04:17 Feel free to mention your book so people know about them as well.
04:19 There you go.
04:21 Yeah, there's an old joke.
04:22 How do you know somebody runs a marathon?
04:24 Well, they'll effing tell you.
04:25 Well, authors are more or less in the same package.
04:28 It's a contractual obligation.
04:30 It is.
04:31 I wrote it about in my book, Chris.
04:32 There you go.
04:33 Exactly.
04:34 That's right.
04:34 And I guess while I've got you on air, you know, thank you for writing the foreword.
04:39 So yeah, I guess now I should sell myself as an author.
04:46 It's nowhere near as impressive as people think it's sound to be.
04:50 I guess I spend my spare time doing sort of Python education-y stuff with you and other
04:56 organizations, and writing is kind of part of that.
04:59 My day job is still helping organizations do technical stuff.
05:04 Sometimes that's architectural advice, and sometimes that's things like Agile and Lean
05:09 process driven things. My marketing people tell me to sell myself as a fractional CTO.
05:15 I have a hard time saying that with a straight face, but you know, got to put it on the brochure. So there you go.
05:20 Well, if you don't want to take it so seriously, you could be an improper fraction.
05:24 There you go.
05:25 You could be like a two ace CTO.
05:28 I'm an irrational CTO. That actually makes sense.
05:34 I'm radical two over seven. Let's go. That's how much a CTO I am.
05:38 More seriously, though, I'm sure there are people listening who find that idea pretty interesting, fractional CTO or sort of fractional something beyond just like low level coder.
05:48 Tell people what that what is that like?

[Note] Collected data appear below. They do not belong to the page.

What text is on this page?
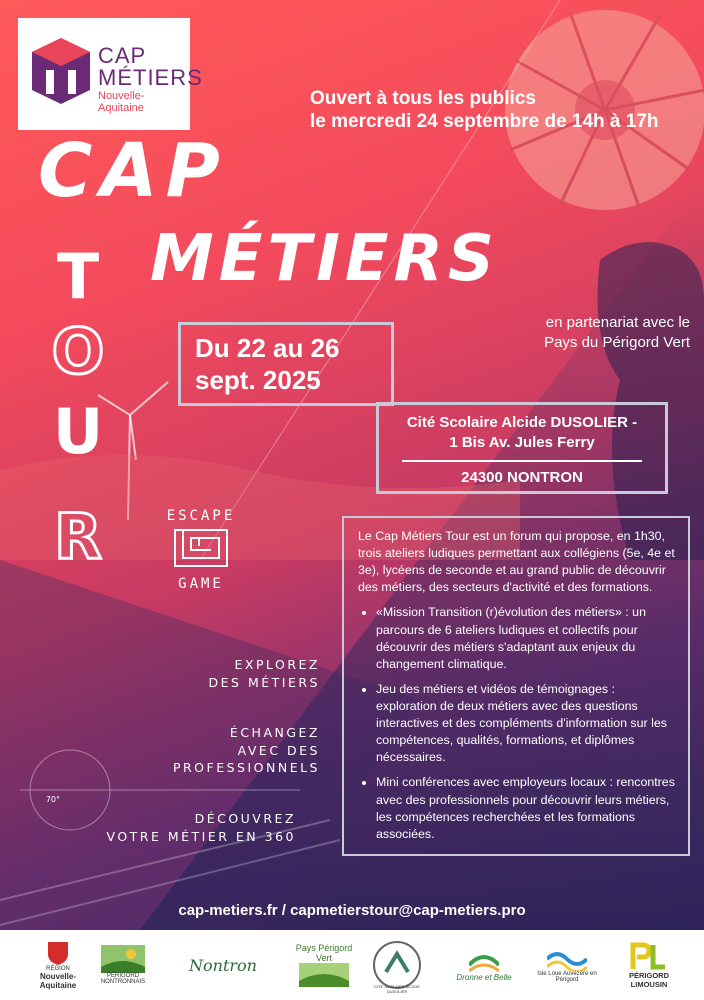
CAP
MÉTIERS
Nouvelle-Aquitaine	Ouvert à tous les publics
le mercredi 24 septembre de 14h à 17h
CAP
MÉTIERS
T
O
U
R
Du 22 au 26
sept. 2025
en partenariat avec le
Pays du Périgord Vert
Cité Scolaire Alcide DUSOLIER -
1 Bis Av. Jules Ferry
24300 NONTRON
ESCAPE
GAME
EXPLOREZ
DES MÉTIERS
ÉCHANGEZ
AVEC DES
PROFESSIONNELS
DÉCOUVREZ
VOTRE MÉTIER EN 360
70°

Le Cap Métiers Tour est un forum qui propose, en 1h30, trois ateliers ludiques permettant aux collégiens (5e, 4e et 3e), lycéens de seconde et au grand public de découvrir des métiers, des secteurs d'activité et des formations.

• «Mission Transition (r)évolution des métiers» : un parcours de 6 ateliers ludiques et collectifs pour découvrir des métiers s'adaptant aux enjeux du changement climatique.
• Jeu des métiers et vidéos de témoignages : exploration de deux métiers avec des questions interactives et des compléments d'information sur les compétences, qualités, formations, et diplômes nécessaires.
• Mini conférences avec employeurs locaux : rencontres avec des professionnels pour découvrir leurs métiers, les compétences recherchées et les formations associées.
cap-metiers.fr / capmetierstour@cap-metiers.pro
RÉGION
Nouvelle-Aquitaine
PÉRIGORD NONTRONNAIS
Nontron
Pays Périgord Vert
CITÉ SCOLAIRE ALCIDE DUSOLIER
Dronne et Belle	Isle Loue Auvézère en Périgord	PÉRIGORD LIMOUSIN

05:50 How do you get into that?
05:51 I got into it because I kind of fell into software management early on in my career.
05:57 There was a company I was at where I was it was a Windows based shop and I was hired as the Unix guy.
06:05 We all had this naive idea that we could port the product to Unix easily.
06:10 So I was their sole Unix architect person.
06:14 After about six months worth of work, we figured out this just wasn't going to happen.
06:18 And my VP got pregnant and went, want to be a manager?
06:21 And basically handed me the keys.
06:24 So I kind of learned by being thrown in the deep end as to how to do the technical management type stuff.
06:30 So my career has always kind of been a bit of a balance between that.
06:33 I like smaller organizations and I like helping them grow. So what that tends to mean is when it's really early on, when you're number two or three, you're coding like a line developer. And as the organization grows, you spend less time doing that. And because I've spent a lot of time in startups, I've done that journey many times.
06:50 So the fractional CTO idea essentially is to try to help smaller organizations that wouldn't necessarily be able to afford a full-time CTO with that kind of thing and sort of provide the kind of advice from things I've learned throughout that process over the years and then sort of help out as you go along.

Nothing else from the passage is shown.